Fortunately, most veterinarians also allow for internships that provide the minimal hours necessary for certification. Usually, the budding veterinary nurse works as a veterinary assistant, a less demanding role than that of veterinary nurse, and the novice will probably be placed under the tutelage of an actual veterinary nurse for most of the training. The role of assistant could extend from simple observation of animals (vital signs) to actual assistance in animal surgery, depending on the rigor of the training program undertaken.
You do not need to achieve RN certification or similar status to work as a VN, and the course work is much less strenuous, particularly in internships. The hours required will vary from institute to institute, and most training programs will offer both the training and examinations necessary to complete the classification of Certificate IV in Veterinary Nursing. However, you should look to complete at least 500 to 1,000 hours of part-time animal care hands-on training to be competitive in the VN job market.
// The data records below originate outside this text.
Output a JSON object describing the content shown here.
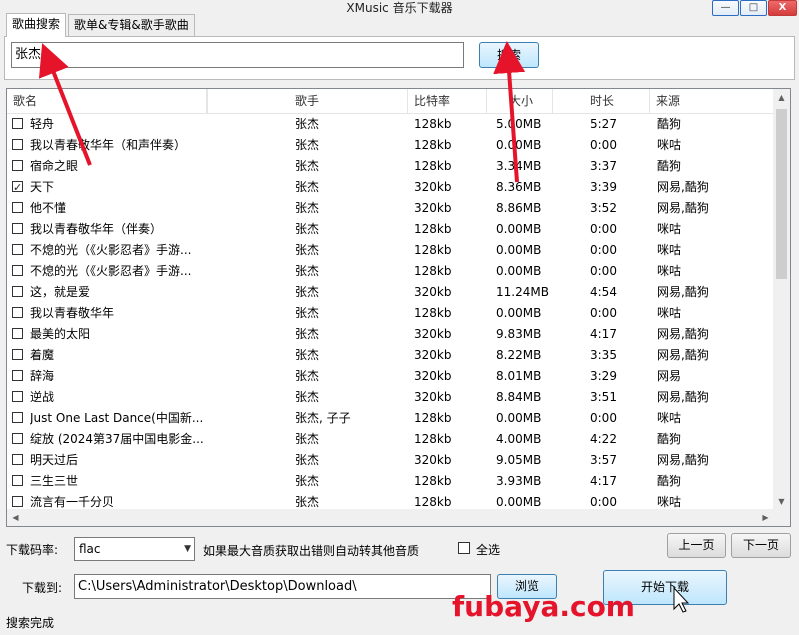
{
  "window": {
    "title": "XMusic 音乐下载器",
    "min": "—",
    "max": "□",
    "close": "X"
  },
  "tabs": [
    {
      "label": "歌曲搜索",
      "active": true
    },
    {
      "label": "歌单&专辑&歌手歌曲",
      "active": false
    }
  ],
  "search": {
    "value": "张杰",
    "button": "搜索"
  },
  "columns": [
    "歌名",
    "歌手",
    "比特率",
    "大小",
    "时长",
    "来源"
  ],
  "rows": [
    {
      "checked": false,
      "name": "轻舟",
      "artist": "张杰",
      "bitrate": "128kb",
      "size": "5.00MB",
      "duration": "5:27",
      "source": "酷狗"
    },
    {
      "checked": false,
      "name": "我以青春敬华年（和声伴奏）",
      "artist": "张杰",
      "bitrate": "128kb",
      "size": "0.00MB",
      "duration": "0:00",
      "source": "咪咕"
    },
    {
      "checked": false,
      "name": "宿命之眼",
      "artist": "张杰",
      "bitrate": "128kb",
      "size": "3.34MB",
      "duration": "3:37",
      "source": "酷狗"
    },
    {
      "checked": true,
      "name": "天下",
      "artist": "张杰",
      "bitrate": "320kb",
      "size": "8.36MB",
      "duration": "3:39",
      "source": "网易,酷狗"
    },
    {
      "checked": false,
      "name": "他不懂",
      "artist": "张杰",
      "bitrate": "320kb",
      "size": "8.86MB",
      "duration": "3:52",
      "source": "网易,酷狗"
    },
    {
      "checked": false,
      "name": "我以青春敬华年（伴奏）",
      "artist": "张杰",
      "bitrate": "128kb",
      "size": "0.00MB",
      "duration": "0:00",
      "source": "咪咕"
    },
    {
      "checked": false,
      "name": "不熄的光（《火影忍者》手游...",
      "artist": "张杰",
      "bitrate": "128kb",
      "size": "0.00MB",
      "duration": "0:00",
      "source": "咪咕"
    },
    {
      "checked": false,
      "name": "不熄的光（《火影忍者》手游...",
      "artist": "张杰",
      "bitrate": "128kb",
      "size": "0.00MB",
      "duration": "0:00",
      "source": "咪咕"
    },
    {
      "checked": false,
      "name": "这，就是爱",
      "artist": "张杰",
      "bitrate": "320kb",
      "size": "11.24MB",
      "duration": "4:54",
      "source": "网易,酷狗"
    },
    {
      "checked": false,
      "name": "我以青春敬华年",
      "artist": "张杰",
      "bitrate": "128kb",
      "size": "0.00MB",
      "duration": "0:00",
      "source": "咪咕"
    },
    {
      "checked": false,
      "name": "最美的太阳",
      "artist": "张杰",
      "bitrate": "320kb",
      "size": "9.83MB",
      "duration": "4:17",
      "source": "网易,酷狗"
    },
    {
      "checked": false,
      "name": "着魔",
      "artist": "张杰",
      "bitrate": "320kb",
      "size": "8.22MB",
      "duration": "3:35",
      "source": "网易,酷狗"
    },
    {
      "checked": false,
      "name": "辞海",
      "artist": "张杰",
      "bitrate": "320kb",
      "size": "8.01MB",
      "duration": "3:29",
      "source": "网易"
    },
    {
      "checked": false,
      "name": "逆战",
      "artist": "张杰",
      "bitrate": "320kb",
      "size": "8.84MB",
      "duration": "3:51",
      "source": "网易,酷狗"
    },
    {
      "checked": false,
      "name": "Just One Last Dance(中国新...",
      "artist": "张杰, 子子",
      "bitrate": "128kb",
      "size": "0.00MB",
      "duration": "0:00",
      "source": "咪咕"
    },
    {
      "checked": false,
      "name": "绽放 (2024第37届中国电影金...",
      "artist": "张杰",
      "bitrate": "128kb",
      "size": "4.00MB",
      "duration": "4:22",
      "source": "酷狗"
    },
    {
      "checked": false,
      "name": "明天过后",
      "artist": "张杰",
      "bitrate": "320kb",
      "size": "9.05MB",
      "duration": "3:57",
      "source": "网易,酷狗"
    },
    {
      "checked": false,
      "name": "三生三世",
      "artist": "张杰",
      "bitrate": "128kb",
      "size": "3.93MB",
      "duration": "4:17",
      "source": "酷狗"
    },
    {
      "checked": false,
      "name": "流言有一千分贝",
      "artist": "张杰",
      "bitrate": "128kb",
      "size": "0.00MB",
      "duration": "0:00",
      "source": "咪咕"
    }
  ],
  "controls": {
    "bitrate_label": "下载码率:",
    "bitrate_value": "flac",
    "fallback_note": "如果最大音质获取出错则自动转其他音质",
    "select_all": "全选",
    "prev_page": "上一页",
    "next_page": "下一页",
    "download_to_label": "下载到:",
    "download_path": "C:\\Users\\Administrator\\Desktop\\Download\\",
    "browse": "浏览",
    "start_download": "开始下载"
  },
  "status": "搜索完成",
  "watermark": "fubaya.com",
  "colors": {
    "annotation_arrow": "#e5142b",
    "accent_button": "#bee6fd"
  }
}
Where Veterinary Nursing Is Going and How Much it Pays
According to the Bureau of Labor Statistics, the job outlook is excellent for a VN; the demand may grow beyond 38 percent by 2018. The starting salary range is between $20,356 to $30,677 for VNs with less than a year of experience.
This increases exponentially with the number of hours of Animal Care Experience, and with the Bachelor’s level of certification as a Veterinary Technologist, going as high as $44,002 annually. A Master’s level will command $65,000 and more.
In short, there’s never been a better time to take your love of animals and translate it into a fulfilling life-long career by registering for veterinary nurse training courses.